So I get picked up by my friends Kyle and Beau. We always asked beau to score the drugs because he "had people". What we were into back then was pot and acid. Beer and liquor had its place and that place was house parties and BBQs. We were out to get twisted and boogie down. There was no time for getting drunk.
So Beau reaches into his pocket and pulls out three pennies with foil taped onto them. That's how the acid always came packaged. We would always drop the acid as we were leaving. That way by the time we got to the club it would just start to kick in and we could effortlessly merge with the party crowd. We smoke a bowl on the way to the club and appropriately listen to Lords of Acid as the soundtrack to our current voyage.
We arrive at the club and aren't feeling a thing. We get into the spot and sorta wait around for something to happen... nothing.
"BEAU! YOU GOT US SOME BUNK ACID!!!" Kyle exclaims. "Go find us some more."
We were mildly annoyed, but we each lost out on $5 so who cares? Whatever. He comes back about 15 minutes later with some acid with a picture of Felix the Cat on it. It looked pretty legit, so we all dropped at the same time.
By the time it hit my tongue, I immediately began to trip. That was odd... very odd. We all immediately headed to the dancefloor and got busy for what I think was around 30 minutes. We all sorta stumbled off the dancefloor at the same time and looked at each other. We all seemingly had the same crazed looks on our faces.
"WHAT THE FUCK!!!!!" we all shouted in concert over the pumping electronic music.
"What in the hell is happening?!" I asked.
"I don't know. Fuck it. Let's party!!" replied Kyle.
We then headed back to the dancefloor and got lost in the music for hours until it neared 5am as we all collected ourselves in a corner somewhere.
"I don't know who's driving home, 'cuz I'm fucked up." said Kyle.
That had become the customary sign that it was time to make our way home. Whenever Kyle was too fucked up, it was ALWAYS time to go. I looked around and there was plasma shooting through everything. All solid forms were turning into liquid. I could see all of my friend's skulls through the skin on their faces. So, of course, no one bothered to draw straws, play paper rock scissors or cast a vote as to who was driving home.
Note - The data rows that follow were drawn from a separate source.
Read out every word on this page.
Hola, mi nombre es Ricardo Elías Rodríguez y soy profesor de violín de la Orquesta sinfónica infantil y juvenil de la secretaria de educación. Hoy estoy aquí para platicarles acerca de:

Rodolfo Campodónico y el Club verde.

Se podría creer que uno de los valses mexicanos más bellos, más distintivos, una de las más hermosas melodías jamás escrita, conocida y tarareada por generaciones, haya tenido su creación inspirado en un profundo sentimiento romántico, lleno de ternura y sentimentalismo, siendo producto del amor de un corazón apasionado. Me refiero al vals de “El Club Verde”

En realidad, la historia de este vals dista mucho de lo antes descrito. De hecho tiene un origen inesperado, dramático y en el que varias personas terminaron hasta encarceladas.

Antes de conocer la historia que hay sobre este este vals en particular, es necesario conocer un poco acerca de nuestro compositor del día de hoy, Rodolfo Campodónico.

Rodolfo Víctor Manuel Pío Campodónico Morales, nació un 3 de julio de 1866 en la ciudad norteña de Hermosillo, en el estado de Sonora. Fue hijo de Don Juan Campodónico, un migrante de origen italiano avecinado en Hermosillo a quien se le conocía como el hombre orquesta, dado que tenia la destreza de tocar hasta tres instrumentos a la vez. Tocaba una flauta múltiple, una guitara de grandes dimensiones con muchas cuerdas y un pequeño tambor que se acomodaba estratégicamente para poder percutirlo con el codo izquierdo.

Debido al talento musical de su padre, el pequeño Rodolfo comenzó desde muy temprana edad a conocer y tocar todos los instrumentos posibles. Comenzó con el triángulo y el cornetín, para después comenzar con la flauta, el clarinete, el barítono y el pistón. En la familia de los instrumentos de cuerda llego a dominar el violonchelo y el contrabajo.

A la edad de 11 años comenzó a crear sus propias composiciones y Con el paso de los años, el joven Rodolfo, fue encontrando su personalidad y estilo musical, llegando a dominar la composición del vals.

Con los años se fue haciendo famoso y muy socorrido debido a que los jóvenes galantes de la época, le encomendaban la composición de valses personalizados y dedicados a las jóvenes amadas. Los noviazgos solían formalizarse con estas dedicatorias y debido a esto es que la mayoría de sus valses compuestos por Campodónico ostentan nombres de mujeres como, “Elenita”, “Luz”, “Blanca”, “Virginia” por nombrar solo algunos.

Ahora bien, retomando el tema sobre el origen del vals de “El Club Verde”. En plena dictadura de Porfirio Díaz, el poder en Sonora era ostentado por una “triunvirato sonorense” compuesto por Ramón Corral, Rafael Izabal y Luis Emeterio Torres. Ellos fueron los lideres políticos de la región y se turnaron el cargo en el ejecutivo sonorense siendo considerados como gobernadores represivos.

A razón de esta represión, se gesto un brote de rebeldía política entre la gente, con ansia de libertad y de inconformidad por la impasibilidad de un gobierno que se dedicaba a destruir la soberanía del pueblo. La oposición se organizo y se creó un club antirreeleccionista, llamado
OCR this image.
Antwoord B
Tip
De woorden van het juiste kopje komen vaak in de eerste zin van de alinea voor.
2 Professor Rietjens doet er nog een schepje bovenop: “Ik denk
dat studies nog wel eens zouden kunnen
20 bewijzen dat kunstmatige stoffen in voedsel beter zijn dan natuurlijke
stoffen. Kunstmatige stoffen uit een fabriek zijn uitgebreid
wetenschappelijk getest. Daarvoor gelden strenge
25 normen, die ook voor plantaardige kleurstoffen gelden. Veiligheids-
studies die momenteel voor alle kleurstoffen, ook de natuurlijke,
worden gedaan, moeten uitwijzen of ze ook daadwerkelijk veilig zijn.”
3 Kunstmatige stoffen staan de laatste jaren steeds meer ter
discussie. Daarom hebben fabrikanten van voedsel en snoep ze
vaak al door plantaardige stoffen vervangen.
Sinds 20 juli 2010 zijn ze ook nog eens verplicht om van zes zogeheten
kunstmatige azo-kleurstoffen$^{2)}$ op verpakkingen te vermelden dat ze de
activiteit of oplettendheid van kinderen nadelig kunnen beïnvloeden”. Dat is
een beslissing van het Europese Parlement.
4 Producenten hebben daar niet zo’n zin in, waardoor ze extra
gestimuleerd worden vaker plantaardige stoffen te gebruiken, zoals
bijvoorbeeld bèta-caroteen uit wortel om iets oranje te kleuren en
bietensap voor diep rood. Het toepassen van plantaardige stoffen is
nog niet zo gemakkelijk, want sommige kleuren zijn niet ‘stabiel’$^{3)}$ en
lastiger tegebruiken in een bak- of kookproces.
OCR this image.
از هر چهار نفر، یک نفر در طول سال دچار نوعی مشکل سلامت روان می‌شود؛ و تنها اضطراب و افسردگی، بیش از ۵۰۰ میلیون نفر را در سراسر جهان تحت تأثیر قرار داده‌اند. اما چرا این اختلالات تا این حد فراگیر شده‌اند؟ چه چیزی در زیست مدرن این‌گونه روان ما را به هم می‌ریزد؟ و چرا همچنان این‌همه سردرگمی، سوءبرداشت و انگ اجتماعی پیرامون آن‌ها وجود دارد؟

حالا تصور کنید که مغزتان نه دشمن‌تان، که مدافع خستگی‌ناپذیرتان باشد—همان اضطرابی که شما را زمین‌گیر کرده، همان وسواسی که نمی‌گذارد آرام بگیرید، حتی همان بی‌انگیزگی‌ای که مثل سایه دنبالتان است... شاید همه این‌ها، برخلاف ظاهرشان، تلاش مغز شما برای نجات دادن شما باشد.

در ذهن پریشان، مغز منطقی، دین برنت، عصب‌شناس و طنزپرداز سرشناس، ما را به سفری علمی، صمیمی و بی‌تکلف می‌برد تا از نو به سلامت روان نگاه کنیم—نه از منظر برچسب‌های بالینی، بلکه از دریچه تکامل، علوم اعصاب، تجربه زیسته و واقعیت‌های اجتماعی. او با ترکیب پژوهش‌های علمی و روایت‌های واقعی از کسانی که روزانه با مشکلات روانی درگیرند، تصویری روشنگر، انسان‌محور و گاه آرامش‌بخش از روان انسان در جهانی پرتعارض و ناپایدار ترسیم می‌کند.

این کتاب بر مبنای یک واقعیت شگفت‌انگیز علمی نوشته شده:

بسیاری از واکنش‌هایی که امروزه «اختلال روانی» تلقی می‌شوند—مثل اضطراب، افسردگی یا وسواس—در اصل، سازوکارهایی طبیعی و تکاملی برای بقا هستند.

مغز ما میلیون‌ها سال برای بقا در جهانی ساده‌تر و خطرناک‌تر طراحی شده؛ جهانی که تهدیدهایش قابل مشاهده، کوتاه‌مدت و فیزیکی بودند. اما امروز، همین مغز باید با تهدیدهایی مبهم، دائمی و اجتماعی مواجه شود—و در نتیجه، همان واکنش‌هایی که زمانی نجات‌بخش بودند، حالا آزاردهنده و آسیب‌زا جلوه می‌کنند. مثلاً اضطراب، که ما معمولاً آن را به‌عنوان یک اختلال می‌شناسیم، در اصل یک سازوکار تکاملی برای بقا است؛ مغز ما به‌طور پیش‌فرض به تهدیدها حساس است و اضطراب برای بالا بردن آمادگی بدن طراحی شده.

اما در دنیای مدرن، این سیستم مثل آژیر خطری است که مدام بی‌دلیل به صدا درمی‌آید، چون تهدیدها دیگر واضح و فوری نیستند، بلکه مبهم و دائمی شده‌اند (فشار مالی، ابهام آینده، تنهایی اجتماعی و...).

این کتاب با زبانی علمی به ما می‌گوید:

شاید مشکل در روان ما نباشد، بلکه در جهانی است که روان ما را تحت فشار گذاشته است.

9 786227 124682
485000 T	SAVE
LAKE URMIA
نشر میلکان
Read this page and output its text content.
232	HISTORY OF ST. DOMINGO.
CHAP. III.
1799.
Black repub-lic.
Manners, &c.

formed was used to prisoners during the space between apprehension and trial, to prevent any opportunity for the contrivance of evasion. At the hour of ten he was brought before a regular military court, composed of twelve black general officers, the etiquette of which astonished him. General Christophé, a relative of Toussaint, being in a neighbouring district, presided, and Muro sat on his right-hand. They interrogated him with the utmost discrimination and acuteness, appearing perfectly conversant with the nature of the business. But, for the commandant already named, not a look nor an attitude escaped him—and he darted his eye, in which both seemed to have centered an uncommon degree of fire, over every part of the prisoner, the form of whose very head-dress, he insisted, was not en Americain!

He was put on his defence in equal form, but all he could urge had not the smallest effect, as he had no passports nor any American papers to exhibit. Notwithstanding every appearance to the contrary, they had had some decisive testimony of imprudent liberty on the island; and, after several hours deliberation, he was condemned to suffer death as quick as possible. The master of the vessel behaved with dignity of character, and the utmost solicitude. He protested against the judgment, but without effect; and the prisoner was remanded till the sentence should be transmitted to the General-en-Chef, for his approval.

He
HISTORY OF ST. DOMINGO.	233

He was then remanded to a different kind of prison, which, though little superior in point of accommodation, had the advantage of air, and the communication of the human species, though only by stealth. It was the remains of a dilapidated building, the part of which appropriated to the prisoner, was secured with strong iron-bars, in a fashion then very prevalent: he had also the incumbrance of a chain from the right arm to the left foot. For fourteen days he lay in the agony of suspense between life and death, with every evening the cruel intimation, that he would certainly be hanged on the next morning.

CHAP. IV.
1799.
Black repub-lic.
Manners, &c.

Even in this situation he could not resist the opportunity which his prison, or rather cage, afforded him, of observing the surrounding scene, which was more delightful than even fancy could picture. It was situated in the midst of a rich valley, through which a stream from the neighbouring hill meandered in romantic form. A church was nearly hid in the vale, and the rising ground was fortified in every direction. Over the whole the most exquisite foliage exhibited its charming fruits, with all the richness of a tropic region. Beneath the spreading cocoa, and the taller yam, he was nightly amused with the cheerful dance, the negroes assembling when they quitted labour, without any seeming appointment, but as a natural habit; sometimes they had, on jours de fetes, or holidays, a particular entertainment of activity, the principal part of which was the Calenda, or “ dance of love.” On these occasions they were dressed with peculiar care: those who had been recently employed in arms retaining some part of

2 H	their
I was automatically assigned with this task as I had many, many times in the past.
I was always the most level-headed and "together" of all my friends plus I was an ace at driving style video games, so I was always the natural choice. I strap myself into Kyle's metallic blue Honda Civic hatchback, pop a quarter into the slot and begin the long journey home. I was done with electronic music at this point so the obvious choice was punk. I believe for this trip it was Bad Religion's "Recipe for Hate" album. This severely altered everyone's trips. Now instead of plasma, everything became weird H.R. Geiger-esque bio-mechanical forms. We were laughing like mental patients the entire trip. We stopped at a red light next to a gentleman and his "old lady" on a Harley Davidson motorcycle made out of bones and steel.
"HEY MAN, NICE HOG... AND I'M NOT TALKING ABOUT YOUR BIKE!!!!!!!!" I screamed out the window.
That did it. We laughed until we cried all the way home. The next evening when we all woke up, I called Beau to ask him what in the hell happened to us. He made a couple of calls and and he found out that that first "acid" we dropped turned out to be mescaline. That explained it all.
Hello mescaline... It was very nice to meet you!?!?